From further upriver came a roaring sound, too steady to be thunder.
“Can you hear the rapids?” Nick asked.
“So that’s what it is! It’s louder than I remember.”
“When you went down the Oswego in the long canoe, it was November. There’s a lot more water in the river in May.”
She pondered this as she stared up at a drifting white cloud. “Nick, at this rate, we’ll never get to Oneida Lake. We could travel faster on foot, even carrying the canoe and our supplies. We must portage.”
“There’s an easier way.”
“Tell me.” She continued to watch the cloud.
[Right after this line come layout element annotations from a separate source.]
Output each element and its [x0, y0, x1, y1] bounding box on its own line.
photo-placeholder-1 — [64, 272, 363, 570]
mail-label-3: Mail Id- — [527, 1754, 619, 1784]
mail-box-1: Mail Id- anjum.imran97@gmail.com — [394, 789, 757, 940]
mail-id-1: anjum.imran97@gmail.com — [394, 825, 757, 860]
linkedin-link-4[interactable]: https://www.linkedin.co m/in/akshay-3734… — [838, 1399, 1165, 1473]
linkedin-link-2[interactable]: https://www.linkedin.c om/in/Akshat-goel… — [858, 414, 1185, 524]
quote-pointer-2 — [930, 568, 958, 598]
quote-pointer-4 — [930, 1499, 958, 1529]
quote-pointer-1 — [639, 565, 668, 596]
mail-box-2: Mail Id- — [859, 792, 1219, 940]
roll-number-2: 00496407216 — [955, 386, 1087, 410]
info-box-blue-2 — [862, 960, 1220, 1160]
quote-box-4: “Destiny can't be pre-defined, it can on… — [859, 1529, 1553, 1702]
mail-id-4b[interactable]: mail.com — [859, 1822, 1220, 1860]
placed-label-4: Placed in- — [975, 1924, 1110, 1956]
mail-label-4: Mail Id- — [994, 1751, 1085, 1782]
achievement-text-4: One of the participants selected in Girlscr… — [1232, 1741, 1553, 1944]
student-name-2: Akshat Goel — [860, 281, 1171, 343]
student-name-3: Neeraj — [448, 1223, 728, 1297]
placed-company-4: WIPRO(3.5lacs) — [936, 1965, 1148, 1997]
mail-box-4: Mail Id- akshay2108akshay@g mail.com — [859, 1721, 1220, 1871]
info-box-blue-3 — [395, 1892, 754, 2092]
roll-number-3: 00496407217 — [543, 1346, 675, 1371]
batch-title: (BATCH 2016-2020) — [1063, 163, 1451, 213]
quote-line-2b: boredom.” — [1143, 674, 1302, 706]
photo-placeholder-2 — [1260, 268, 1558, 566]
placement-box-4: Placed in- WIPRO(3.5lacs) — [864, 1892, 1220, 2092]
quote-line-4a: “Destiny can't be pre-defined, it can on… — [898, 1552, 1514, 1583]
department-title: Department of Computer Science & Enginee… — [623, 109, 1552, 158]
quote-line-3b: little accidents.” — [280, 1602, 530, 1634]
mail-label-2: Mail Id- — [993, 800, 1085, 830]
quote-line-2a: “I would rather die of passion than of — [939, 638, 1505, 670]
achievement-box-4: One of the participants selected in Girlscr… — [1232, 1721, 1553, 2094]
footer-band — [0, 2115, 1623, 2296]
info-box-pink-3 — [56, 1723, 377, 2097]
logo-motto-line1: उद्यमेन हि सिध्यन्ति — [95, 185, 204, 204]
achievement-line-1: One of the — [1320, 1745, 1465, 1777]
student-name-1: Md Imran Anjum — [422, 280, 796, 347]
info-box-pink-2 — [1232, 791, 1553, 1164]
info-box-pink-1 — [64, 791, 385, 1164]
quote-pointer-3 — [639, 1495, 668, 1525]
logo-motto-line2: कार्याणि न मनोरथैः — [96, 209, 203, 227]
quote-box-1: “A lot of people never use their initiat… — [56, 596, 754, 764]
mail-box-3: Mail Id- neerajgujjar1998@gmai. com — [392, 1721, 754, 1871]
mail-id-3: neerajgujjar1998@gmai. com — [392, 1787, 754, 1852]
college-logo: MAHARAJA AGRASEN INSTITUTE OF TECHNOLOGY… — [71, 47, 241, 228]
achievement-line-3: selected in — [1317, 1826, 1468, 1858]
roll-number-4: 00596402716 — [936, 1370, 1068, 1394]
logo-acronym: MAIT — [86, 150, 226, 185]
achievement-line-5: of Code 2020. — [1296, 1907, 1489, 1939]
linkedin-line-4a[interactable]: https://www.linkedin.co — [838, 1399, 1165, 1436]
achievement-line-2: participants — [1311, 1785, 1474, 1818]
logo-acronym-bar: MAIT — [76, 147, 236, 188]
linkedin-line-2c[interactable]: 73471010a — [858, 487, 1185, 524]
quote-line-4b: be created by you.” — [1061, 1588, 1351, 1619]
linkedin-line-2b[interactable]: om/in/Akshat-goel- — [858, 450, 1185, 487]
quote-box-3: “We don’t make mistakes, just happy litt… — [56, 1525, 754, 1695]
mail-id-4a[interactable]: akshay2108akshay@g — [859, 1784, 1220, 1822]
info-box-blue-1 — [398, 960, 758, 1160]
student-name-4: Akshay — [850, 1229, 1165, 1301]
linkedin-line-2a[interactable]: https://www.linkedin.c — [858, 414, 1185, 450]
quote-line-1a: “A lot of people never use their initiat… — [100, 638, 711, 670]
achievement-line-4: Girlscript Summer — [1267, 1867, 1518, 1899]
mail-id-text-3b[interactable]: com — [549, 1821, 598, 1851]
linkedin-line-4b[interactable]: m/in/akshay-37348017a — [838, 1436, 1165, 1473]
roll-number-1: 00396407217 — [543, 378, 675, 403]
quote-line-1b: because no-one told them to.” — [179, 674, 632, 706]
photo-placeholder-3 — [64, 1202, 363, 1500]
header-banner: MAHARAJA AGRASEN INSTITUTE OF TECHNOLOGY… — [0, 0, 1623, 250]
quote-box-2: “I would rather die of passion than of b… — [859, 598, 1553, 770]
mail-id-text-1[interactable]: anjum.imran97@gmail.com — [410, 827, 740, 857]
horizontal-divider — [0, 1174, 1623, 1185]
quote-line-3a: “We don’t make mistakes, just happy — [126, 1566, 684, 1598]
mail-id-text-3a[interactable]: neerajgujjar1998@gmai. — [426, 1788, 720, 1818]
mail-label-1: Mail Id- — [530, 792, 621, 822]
In a minute it would cover the sun.
“The canoe stays in the water, but we walk along the bank and tow it upriver. I can drag the canoe by its bow rope.”
“Against the current? Would that be easier than paddling?”
“Yes, because we wouldn’t have to unload the canoe, carry everything on our backs, then load the canoe again.”
As the cloud covered the sun, the air felt suddenly cooler. With a burst of energy, Charlotte stood up. Taking a few steps to the water’s edge, she studied the river. Even close to the riverbank, the greenish-brown water was moving fast. Sharp-looking rocks jutted from the riverbed so close to the bank that she saw no room for a canoe to pass. Towing the canoe seemed impossible.